San Diego Federal Judge Grants Attorney Access For Migrants At Border
Wednesday, January 15, 2020
Photo by Alexander Nguyen
San Diego federal judge has granted asylum-seekers access to attorneys as they navigate proceedings to enter the United States after expressing fears of being returned to Mexico.
U.S. District Judge Dana Sabraw ruled Tuesday that migrants at the border may consult with lawyers during their "non-refoulement" interviews, during which they must express why they would face persecution or harm if they are returned to Mexico.

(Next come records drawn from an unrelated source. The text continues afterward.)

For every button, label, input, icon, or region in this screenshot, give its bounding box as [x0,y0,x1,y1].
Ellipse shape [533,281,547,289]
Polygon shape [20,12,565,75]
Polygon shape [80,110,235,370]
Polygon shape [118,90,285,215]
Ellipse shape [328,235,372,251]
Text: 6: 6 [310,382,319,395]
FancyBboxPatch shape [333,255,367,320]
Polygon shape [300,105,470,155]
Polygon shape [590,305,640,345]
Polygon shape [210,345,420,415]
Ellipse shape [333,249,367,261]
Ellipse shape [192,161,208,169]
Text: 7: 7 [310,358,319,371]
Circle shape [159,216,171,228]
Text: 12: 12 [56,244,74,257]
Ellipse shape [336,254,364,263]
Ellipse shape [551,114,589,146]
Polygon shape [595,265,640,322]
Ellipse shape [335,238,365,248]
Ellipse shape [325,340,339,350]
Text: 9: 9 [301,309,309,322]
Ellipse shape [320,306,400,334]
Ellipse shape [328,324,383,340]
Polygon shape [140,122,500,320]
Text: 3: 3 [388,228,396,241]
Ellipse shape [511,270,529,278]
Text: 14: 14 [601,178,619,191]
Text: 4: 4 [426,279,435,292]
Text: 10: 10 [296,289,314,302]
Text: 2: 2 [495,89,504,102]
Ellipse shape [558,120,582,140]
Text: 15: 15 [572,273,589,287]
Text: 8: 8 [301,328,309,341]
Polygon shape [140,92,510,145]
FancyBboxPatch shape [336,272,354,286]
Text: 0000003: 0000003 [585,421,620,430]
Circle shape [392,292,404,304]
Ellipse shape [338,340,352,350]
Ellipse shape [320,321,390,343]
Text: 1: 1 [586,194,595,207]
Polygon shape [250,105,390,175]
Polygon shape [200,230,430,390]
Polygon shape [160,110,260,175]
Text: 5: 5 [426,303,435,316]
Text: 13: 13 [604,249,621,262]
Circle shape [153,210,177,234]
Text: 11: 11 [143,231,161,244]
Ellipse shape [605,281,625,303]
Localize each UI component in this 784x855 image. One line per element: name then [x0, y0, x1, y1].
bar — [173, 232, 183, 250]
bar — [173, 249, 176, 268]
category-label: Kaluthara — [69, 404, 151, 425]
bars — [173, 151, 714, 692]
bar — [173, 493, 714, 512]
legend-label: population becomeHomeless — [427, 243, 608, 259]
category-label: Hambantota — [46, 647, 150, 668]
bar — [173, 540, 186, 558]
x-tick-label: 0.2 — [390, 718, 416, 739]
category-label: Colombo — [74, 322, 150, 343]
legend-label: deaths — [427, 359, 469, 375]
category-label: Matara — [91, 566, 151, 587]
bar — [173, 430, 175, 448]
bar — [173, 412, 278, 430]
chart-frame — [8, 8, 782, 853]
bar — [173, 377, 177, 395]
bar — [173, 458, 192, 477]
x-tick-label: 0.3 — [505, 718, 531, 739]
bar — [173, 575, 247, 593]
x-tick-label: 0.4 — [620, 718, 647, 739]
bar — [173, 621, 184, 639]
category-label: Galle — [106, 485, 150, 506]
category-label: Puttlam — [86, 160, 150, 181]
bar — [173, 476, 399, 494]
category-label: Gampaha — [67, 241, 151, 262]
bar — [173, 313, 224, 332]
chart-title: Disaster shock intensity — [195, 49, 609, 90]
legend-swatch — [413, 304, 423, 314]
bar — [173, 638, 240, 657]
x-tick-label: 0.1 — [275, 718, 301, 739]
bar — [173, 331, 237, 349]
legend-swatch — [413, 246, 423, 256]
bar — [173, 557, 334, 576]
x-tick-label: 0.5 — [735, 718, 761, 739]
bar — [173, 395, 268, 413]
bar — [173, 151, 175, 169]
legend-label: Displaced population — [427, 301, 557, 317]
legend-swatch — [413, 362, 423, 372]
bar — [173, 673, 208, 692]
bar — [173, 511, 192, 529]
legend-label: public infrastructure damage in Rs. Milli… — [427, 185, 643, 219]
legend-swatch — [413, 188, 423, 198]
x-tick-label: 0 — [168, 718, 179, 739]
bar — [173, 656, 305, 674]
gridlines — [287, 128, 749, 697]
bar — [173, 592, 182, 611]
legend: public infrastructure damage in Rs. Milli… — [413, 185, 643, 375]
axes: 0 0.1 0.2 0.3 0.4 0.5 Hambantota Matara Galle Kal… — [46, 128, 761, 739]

Sabraw previously ruled that a Guatemalan family at the heart of the case — who alleged they had been assaulted numerous times at gunpoint on their way to the U.S. — be provided access to legal counsel, but Tuesday's ruling expands attorney access to all people detained in U.S. Customs and Border Protection custody awaiting non-refoulement interviews.
"Given the stakes of a non-refoulement interview — the return to a country in which one may face persecution and torture — and the interview's fact-intensive nature, it is undeniable that access to counsel is important," Sabraw wrote in his ruling.

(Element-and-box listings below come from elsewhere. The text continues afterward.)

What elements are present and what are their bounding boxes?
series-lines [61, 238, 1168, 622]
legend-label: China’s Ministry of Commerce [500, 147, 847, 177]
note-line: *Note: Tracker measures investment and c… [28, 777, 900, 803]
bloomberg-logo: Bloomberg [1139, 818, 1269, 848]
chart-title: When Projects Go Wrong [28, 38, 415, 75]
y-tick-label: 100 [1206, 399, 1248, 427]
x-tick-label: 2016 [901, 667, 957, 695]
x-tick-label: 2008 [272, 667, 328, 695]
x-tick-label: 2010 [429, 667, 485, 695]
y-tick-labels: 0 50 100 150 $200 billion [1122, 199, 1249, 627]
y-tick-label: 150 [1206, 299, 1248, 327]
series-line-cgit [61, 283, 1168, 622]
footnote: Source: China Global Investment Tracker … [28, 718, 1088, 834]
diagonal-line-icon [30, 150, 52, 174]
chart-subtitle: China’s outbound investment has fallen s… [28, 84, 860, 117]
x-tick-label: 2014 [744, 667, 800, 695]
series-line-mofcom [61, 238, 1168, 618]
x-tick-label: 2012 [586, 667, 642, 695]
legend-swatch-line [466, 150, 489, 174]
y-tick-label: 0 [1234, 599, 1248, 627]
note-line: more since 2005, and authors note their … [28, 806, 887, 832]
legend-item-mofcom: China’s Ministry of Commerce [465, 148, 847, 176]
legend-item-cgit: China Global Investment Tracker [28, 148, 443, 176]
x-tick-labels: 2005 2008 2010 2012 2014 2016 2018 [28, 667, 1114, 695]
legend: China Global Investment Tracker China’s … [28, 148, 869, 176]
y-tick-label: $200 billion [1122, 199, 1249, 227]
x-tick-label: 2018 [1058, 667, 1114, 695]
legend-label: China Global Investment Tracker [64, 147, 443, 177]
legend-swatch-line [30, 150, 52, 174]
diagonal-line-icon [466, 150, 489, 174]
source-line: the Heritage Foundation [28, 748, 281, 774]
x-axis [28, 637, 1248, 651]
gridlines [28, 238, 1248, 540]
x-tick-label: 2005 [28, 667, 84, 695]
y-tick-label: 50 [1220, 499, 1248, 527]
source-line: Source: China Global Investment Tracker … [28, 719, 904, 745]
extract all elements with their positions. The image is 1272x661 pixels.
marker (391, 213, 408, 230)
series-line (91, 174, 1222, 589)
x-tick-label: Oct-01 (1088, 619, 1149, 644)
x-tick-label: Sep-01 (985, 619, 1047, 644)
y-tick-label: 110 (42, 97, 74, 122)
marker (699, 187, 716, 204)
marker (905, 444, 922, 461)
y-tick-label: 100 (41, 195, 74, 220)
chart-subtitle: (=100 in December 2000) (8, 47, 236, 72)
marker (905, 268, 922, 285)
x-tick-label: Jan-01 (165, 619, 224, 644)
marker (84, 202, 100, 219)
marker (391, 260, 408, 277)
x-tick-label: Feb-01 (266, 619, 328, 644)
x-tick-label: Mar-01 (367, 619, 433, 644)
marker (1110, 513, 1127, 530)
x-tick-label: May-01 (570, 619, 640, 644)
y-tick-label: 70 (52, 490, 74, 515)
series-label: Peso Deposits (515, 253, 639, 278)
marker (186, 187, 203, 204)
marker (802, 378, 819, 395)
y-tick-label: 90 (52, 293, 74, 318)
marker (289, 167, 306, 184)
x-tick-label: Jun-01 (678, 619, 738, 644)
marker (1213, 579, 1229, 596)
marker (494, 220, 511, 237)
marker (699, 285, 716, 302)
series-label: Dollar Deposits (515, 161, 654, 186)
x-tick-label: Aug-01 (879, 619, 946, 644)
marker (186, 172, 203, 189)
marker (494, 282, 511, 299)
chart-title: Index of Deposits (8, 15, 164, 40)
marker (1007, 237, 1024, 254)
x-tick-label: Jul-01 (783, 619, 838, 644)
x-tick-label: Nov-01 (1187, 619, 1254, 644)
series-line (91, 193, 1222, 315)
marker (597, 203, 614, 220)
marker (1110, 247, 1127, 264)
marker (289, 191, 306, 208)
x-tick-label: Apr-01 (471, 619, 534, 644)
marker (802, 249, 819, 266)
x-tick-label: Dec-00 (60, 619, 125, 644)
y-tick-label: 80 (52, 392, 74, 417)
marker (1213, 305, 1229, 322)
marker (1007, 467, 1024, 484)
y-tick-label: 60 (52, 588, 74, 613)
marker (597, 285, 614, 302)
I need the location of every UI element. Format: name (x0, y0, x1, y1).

The case is one of several filed in San Diego federal court regarding the Trump administration's "Migrant Protection Protocols" or "Remain in Mexico" program, a policy keeping asylum seekers out of the U.S. while they await the conclusion of their immigration proceedings.
Migrants such as the Guatemalan family of seven have argued they are not safe waiting in Mexico for their case to be resolved. Though the family was successful in its non-refoulement interviews and released to the United States late last year, the ACLU Foundation of San Diego and Imperial counties alleges that more than 60,000 asylum seekers have been forced to wait in Mexico until their cases are processed.
"The decision requiring the government to allow people in U.S. Customs and Border Protection custody to consult with their attorney is a victory for the right to counsel, the fight against (Migrant Protection Protocols) and for people seeking asylum in the U.S., but forced to remain in Mexico despite fear of being there," said Monika Langarica, ACLUF-SDIC immigrants' rights staff attorney.